Rewind back to 2008 and I was a uni dropout struggling to keep my skincare business afloat, with $400 to my name. At that time, I decided to give it “one last crack” and started what is now WME, Australia’s largest digital marketing agency. With 150 employees here in Australia and 450 worldwide, we’re now in six countries turning over $45 million. Here are four pieces of advice for other business owners starting out, drawn from my own humble beginnings.

Learn from your mistakes and blaze forward

One of the biggest fears as a small business owner is failure. A bruised ego is a welcomed casualty if it leads to long-term success. When you’re trying to get a new business off the ground, you’ve got to move fast and make quick decisions. One result of this is you will make mistakes. On the flipside, you will probably make some really good decisions, or at least have the opportunity to use past mistakes as a platform for what’s next. If I had let my first experience in business stop me from trying again, I wouldn’t be where I am today.

Don’t go it alone

Don’t be afraid to surround yourself with people who are more skilled than you. Whether it’s hiring employees or finding a business partner or mentor, you’ll find that their skills and smarts will have a positive influence. Whether you’re winning or losing, having someone around to share the journey is preferable to going it alone. Six months after I started WME, I used what income I was generating to invest back into the business and hire a young man from New Zealand. That young man was not only good to have around – he also played a key role in bringing processes to the business and is still with the company today.

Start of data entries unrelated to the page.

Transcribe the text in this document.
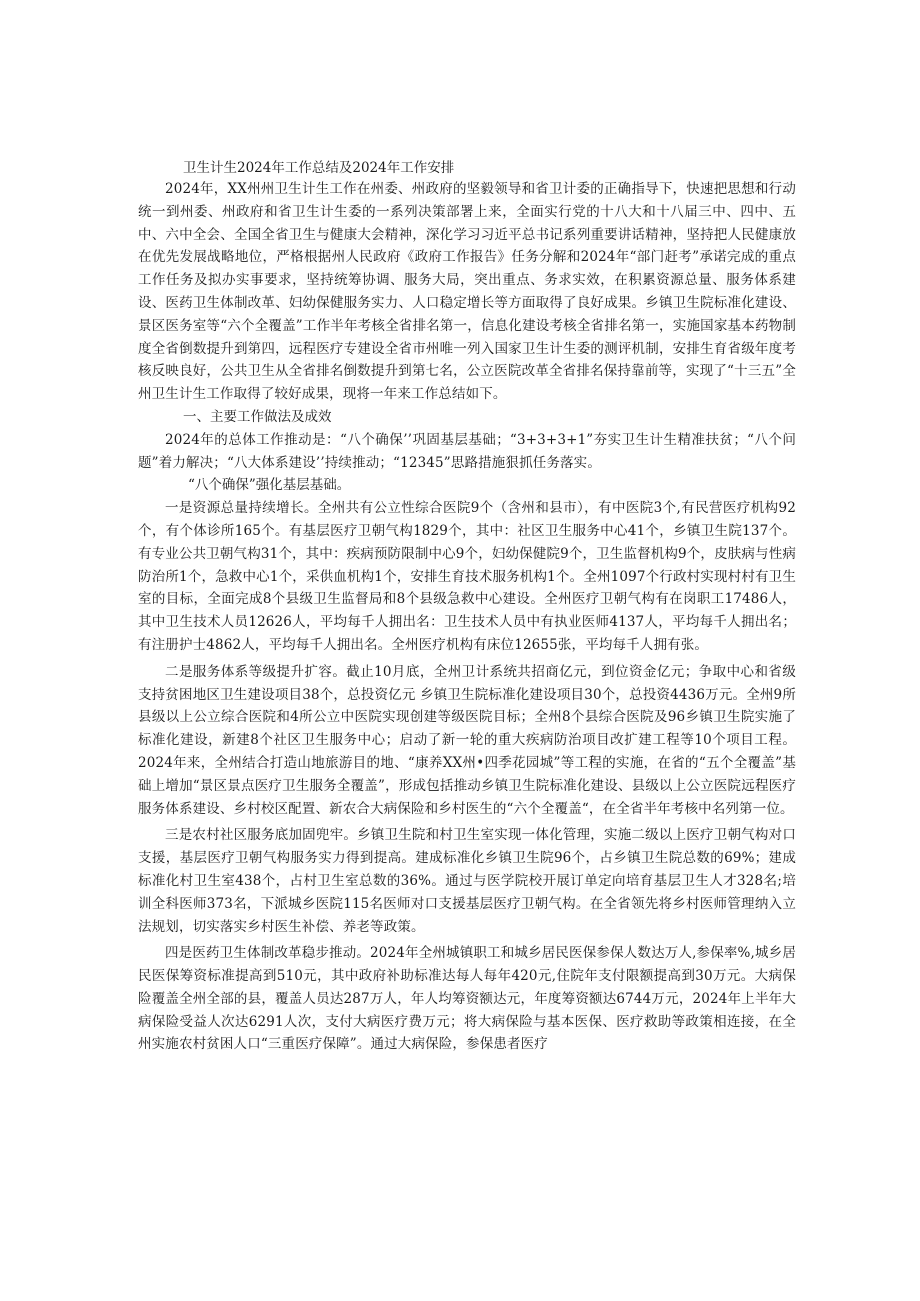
卫生计生2024年工作总结及2024年工作安排

2024年，XX州州卫生计生工作在州委、州政府的坚毅领导和省卫计委的正确指导下，快速把思想和行动统一到州委、州政府和省卫生计生委的一系列决策部署上来，全面实行党的十八大和十八届三中、四中、五中、六中全会、全国全省卫生与健康大会精神，深化学习习近平总书记系列重要讲话精神，坚持把人民健康放在优先发展战略地位，严格根据州人民政府《政府工作报告》任务分解和2024年“部门赶考”承诺完成的重点工作任务及拟办实事要求，坚持统筹协调、服务大局，突出重点、务求实效，在积累资源总量、服务体系建设、医药卫生体制改革、妇幼保健服务实力、人口稳定增长等方面取得了良好成果。乡镇卫生院标准化建设、景区医务室等“六个全覆盖”工作半年考核全省排名第一，信息化建设考核全省排名第一，实施国家基本药物制度全省倒数提升到第四，远程医疗专建设全省市州唯一列入国家卫生计生委的测评机制，安排生育省级年度考核反映良好，公共卫生从全省排名倒数提升到第七名，公立医院改革全省排名保持靠前等，实现了“十三五”全州卫生计生工作取得了较好成果，现将一年来工作总结如下。

一、主要工作做法及成效

2024年的总体工作推动是：“八个确保’’巩固基层基础；“3+3+3+1”夯实卫生计生精准扶贫；“八个问题”着力解决；“八大体系建设’’持续推动；“12345”思路措施狠抓任务落实。

“八个确保”强化基层基础。

一是资源总量持续增长。全州共有公立性综合医院9个（含州和县市），有中医院3个,有民营医疗机构92个，有个体诊所165个。有基层医疗卫朝气构1829个，其中：社区卫生服务中心41个，乡镇卫生院137个。有专业公共卫朝气构31个，其中：疾病预防限制中心9个，妇幼保健院9个，卫生监督机构9个，皮肤病与性病防治所1个，急救中心1个，采供血机构1个，安排生育技术服务机构1个。全州1097个行政村实现村村有卫生室的目标，全面完成8个县级卫生监督局和8个县级急救中心建设。全州医疗卫朝气构有在岗职工17486人，其中卫生技术人员12626人，平均每千人拥出名：卫生技术人员中有执业医师4137人，平均每千人拥出名；有注册护士4862人，平均每千人拥出名。全州医疗机构有床位12655张，平均每千人拥有张。

二是服务体系等级提升扩容。截止10月底，全州卫计系统共招商亿元，到位资金亿元；争取中心和省级支持贫困地区卫生建设项目38个，总投资亿元 乡镇卫生院标准化建设项目30个，总投资4436万元。全州9所县级以上公立综合医院和4所公立中医院实现创建等级医院目标；全州8个县综合医院及96乡镇卫生院实施了标准化建设，新建8个社区卫生服务中心；启动了新一轮的重大疾病防治项目改扩建工程等10个项目工程。2024年来，全州结合打造山地旅游目的地、“康养XX州•四季花园城”等工程的实施，在省的“五个全覆盖”基础上增加“景区景点医疗卫生服务全覆盖”，形成包括推动乡镇卫生院标准化建设、县级以上公立医院远程医疗服务体系建设、乡村校区配置、新农合大病保险和乡村医生的“六个全覆盖“，在全省半年考核中名列第一位。

三是农村社区服务底加固兜牢。乡镇卫生院和村卫生室实现一体化管理，实施二级以上医疗卫朝气构对口支援，基层医疗卫朝气构服务实力得到提高。建成标准化乡镇卫生院96个，占乡镇卫生院总数的69%；建成标准化村卫生室438个，占村卫生室总数的36%。通过与医学院校开展订单定向培育基层卫生人才328名;培训全科医师373名，下派城乡医院115名医师对口支援基层医疗卫朝气构。在全省领先将乡村医师管理纳入立法规划，切实落实乡村医生补偿、养老等政策。

四是医药卫生体制改革稳步推动。2024年全州城镇职工和城乡居民医保参保人数达万人,参保率%,城乡居民医保筹资标准提高到510元，其中政府补助标准达每人每年420元,住院年支付限额提高到30万元。大病保险覆盖全州全部的县，覆盖人员达287万人，年人均筹资额达元，年度筹资额达6744万元，2024年上半年大病保险受益人次达6291人次，支付大病医疗费万元；将大病保险与基本医保、医疗救助等政策相连接，在全州实施农村贫困人口“三重医疗保障”。通过大病保险，参保患者医疗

Remember why you started on this journey and visualise the spoils of its eventual triumph.

Home in on your goal and don’t lose sight

Maintaining focus is critical. Home in on your goal and don’t lose sight of your objectives. Inevitably, there will be bumps along the road, and this can be challenging and disheartening. Motivate yourself to rise above it and continue driving your business forward. Over the years, I have seen too many new business owners lose faith, even as they have stood right on the edge of having it all. To anyone working tirelessly to get their first business off the ground, my advice is remember why you started on this journey and visualise the spoils of its eventual triumph.

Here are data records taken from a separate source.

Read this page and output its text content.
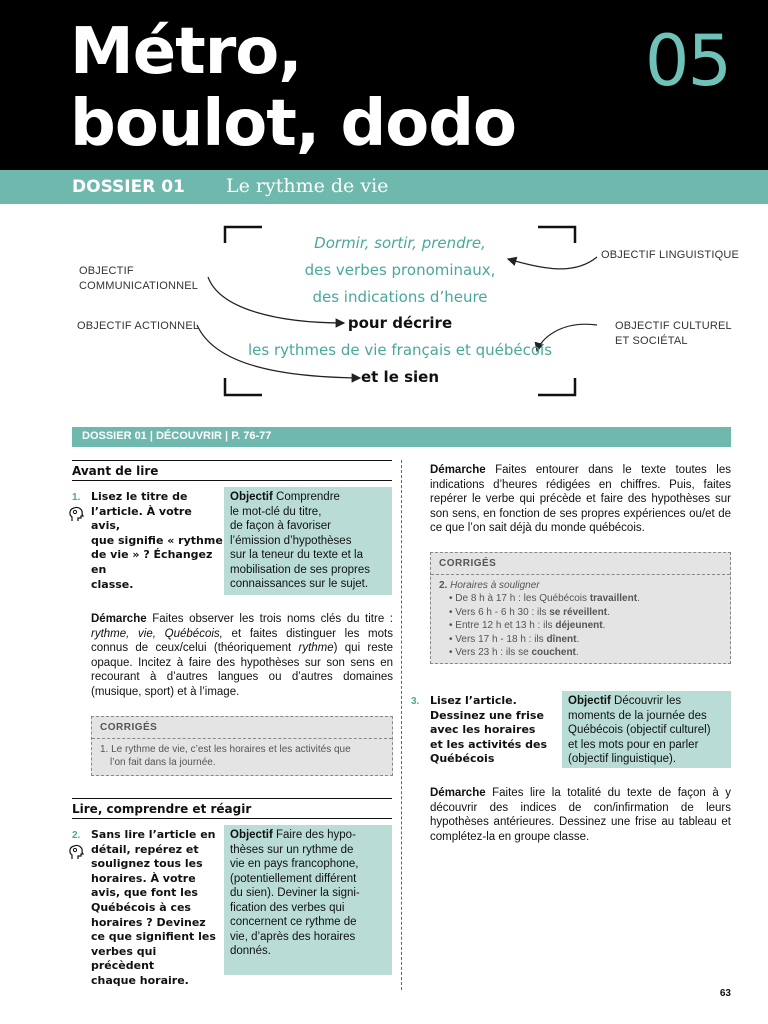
Métro,
boulot, dodo
05
DOSSIER 01 Le rythme de vie
OBJECTIF
COMMUNICATIONNEL
OBJECTIF ACTIONNEL
OBJECTIF LINGUISTIQUE
OBJECTIF CULTUREL
ET SOCIÉTAL
Dormir, sortir, prendre,
des verbes pronominaux,
des indications d’heure
pour décrire
les rythmes de vie français et québécois
et le sien
DOSSIER 01 | DÉCOUVRIR | P. 76-77
Avant de lire
1. Lisez le titre de
l’article. À votre avis,
que signifie « rythme
de vie » ? Échangez en
classe.
Objectif Comprendre
le mot-clé du titre,
de façon à favoriser
l’émission d’hypothèses
sur la teneur du texte et la
mobilisation de ses propres
connaissances sur le sujet.
Démarche Faites observer les trois noms clés du titre : rythme, vie, Québécois, et faites distinguer les mots connus de ceux/celui (théoriquement rythme) qui reste opaque. Incitez à faire des hypothèses sur son sens en recourant à d’autres langues ou d’autres domaines (musique, sport) et à l’image.
CORRIGÉS
1. Le rythme de vie, c’est les horaires et les activités que
l’on fait dans la journée.
Lire, comprendre et réagir
2. Sans lire l’article en
détail, repérez et
soulignez tous les
horaires. À votre
avis, que font les
Québécois à ces
horaires ? Devinez
ce que signifient les
verbes qui précèdent
chaque horaire.
Objectif Faire des hypo-
thèses sur un rythme de
vie en pays francophone,
(potentiellement différent
du sien). Deviner la signi-
fication des verbes qui
concernent ce rythme de
vie, d’après des horaires
donnés.
Démarche Faites entourer dans le texte toutes les indications d’heures rédigées en chiffres. Puis, faites repérer le verbe qui précède et faire des hypothèses sur son sens, en fonction de ses propres expériences ou/et de ce que l’on sait déjà du monde québécois.
CORRIGÉS
2. Horaires à souligner
• De 8 h à 17 h : les Québécois travaillent.
• Vers 6 h - 6 h 30 : ils se réveillent.
• Entre 12 h et 13 h : ils déjeunent.
• Vers 17 h - 18 h : ils dînent.
• Vers 23 h : ils se couchent.
3. Lisez l’article.
Dessinez une frise
avec les horaires
et les activités des
Québécois
Objectif Découvrir les
moments de la journée des
Québécois (objectif culturel)
et les mots pour en parler
(objectif linguistique).
Démarche Faites lire la totalité du texte de façon à y découvrir des indices de con/infirmation de leurs hypothèses antérieures. Dessinez une frise au tableau et complétez-la en groupe classe.
63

Cultivate a sense of urgency

Without doubt, a sense of urgency helped me get to where I am today. It’s a quality that distinguishes all the great entrepreneurs and business owners I’ve met, and gives them a competitive edge. Consumers are spoiled for choice, so you must move quickly to survive. If you minimise your response times and treat all of your customers like VIPs, then you should start to see the results. As you grow your team, that same sense of urgency must also develop as part of your culture. Your ability to engage employees with a sense of urgency will see you shine as a great leader, and should have a positive impact on your company’s brand and performance. 

Nick Bell

Nick Bell is founder and managing director of WME, Australia’s largest digital marketing agency.